Peristiwa tersebut terjadi di Jalan Wijayakusuma, Desa Sokaraja Kidul, Sabtu malam (23/5/2026) sekitar pukul 21.45 WIB. Saat ini, jajaran Polsek Sokaraja dan Polresta Banyumas masih memburu pelaku yang identitasnya belum diketahui.

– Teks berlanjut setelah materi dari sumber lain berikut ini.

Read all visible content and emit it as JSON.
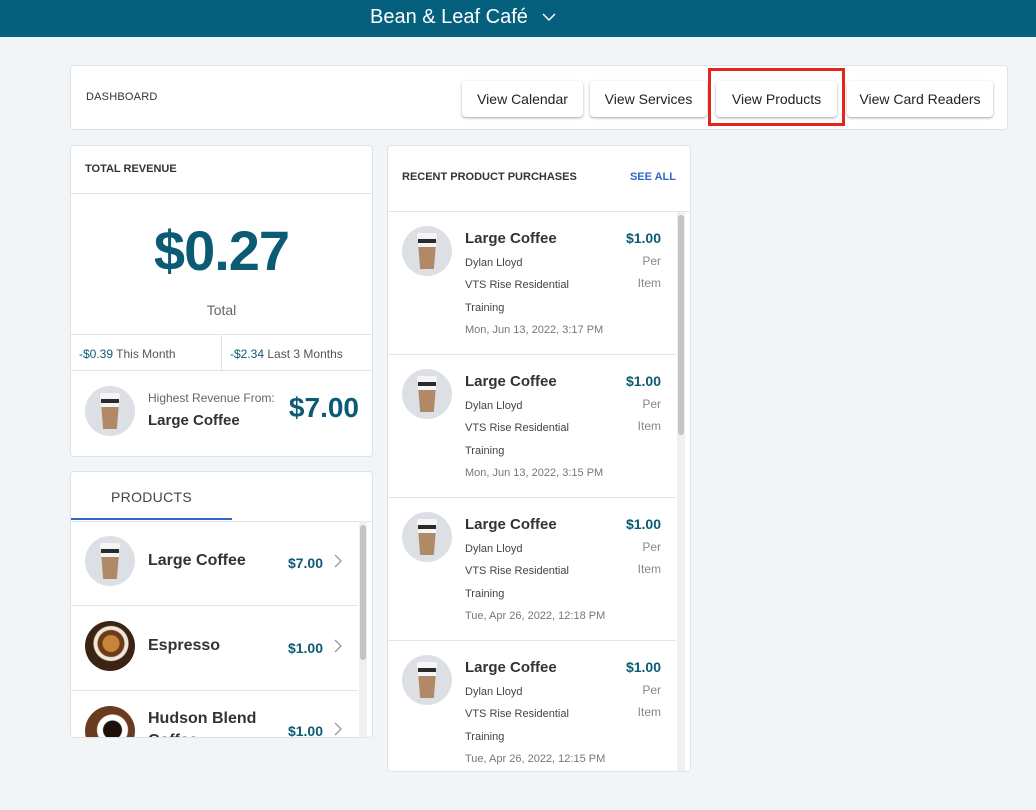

Kapolresta Banyumas, Kombes Pol Petrus P. Silalahi, SH, SIK, MH, menjelaskan bahwa para korban saat itu sedang berkumpul di lokasi kejadian ketika dua pria yang berboncengan sepeda motor datang menghampiri.
“Salah satu pelaku turun dari sepeda motor, kemudian menegur korban dengan nada tinggi dan mengancam. Pelaku juga menunjukkan benda yang diduga menyerupai gagang senjata api untuk menakut-nakuti korban,” ujarnya, Selasa (9/6/2026).
Korban dalam kasus ini yakni MI (17), H (16), R (15), Y (16), AR (16), AF (13), MR (16), dan F (17), yang sebagian besar merupakan pelajar dari Kecamatan Sokaraja dan Kalibagor.
Dalam kondisi tertekan, para korban diperintahkan jongkok dan diminta mengeluarkan seluruh telepon genggam yang mereka bawa. Pelaku berdalih ingin memeriksa apakah mereka merupakan anggota geng motor yang belakangan meresahkan masyarakat.
Namun setelah seluruh ponsel dikumpulkan di atas tanah, pelaku justru memasukkan delapan unit telepon genggam tersebut ke dalam saku jaketnya.
“Pelaku sempat mengatakan kepada korban agar mengambil kembali barangnya di sekitar jembatan atau trem. Namun ketika korban berusaha mengejar, pelaku sudah melarikan diri dan menghilang ke jalan kampung,” katanya.
Akibat kejadian tersebut, para korban mengalami kerugian sekitar Rp8 juta. Kasus ini baru dilaporkan ke Polsek Sokaraja pada 8 Juni 2026 oleh salah satu orang tua korban, Maryoto (44).
Polisi yang menerima laporan langsung melakukan serangkaian penyelidikan, mulai dari mendatangi dan mengolah tempat kejadian perkara (TKP) hingga memeriksa sejumlah saksi.
“Saat ini identitas pelaku masih dalam penyelidikan,” ujar Kapolresta.
Pihak kepolisian juga mengimbau masyarakat, khususnya para orang tua, untuk meningkatkan pengawasan terhadap aktivitas anak-anak saat berada di luar rumah, terutama pada malam hari.
“Kami mengimbau agar masyarakat lebih waspada dan segera melapor apabila menemukan aktivitas mencurigakan atau menjadi korban tindak kejahatan serupa,” kata dia.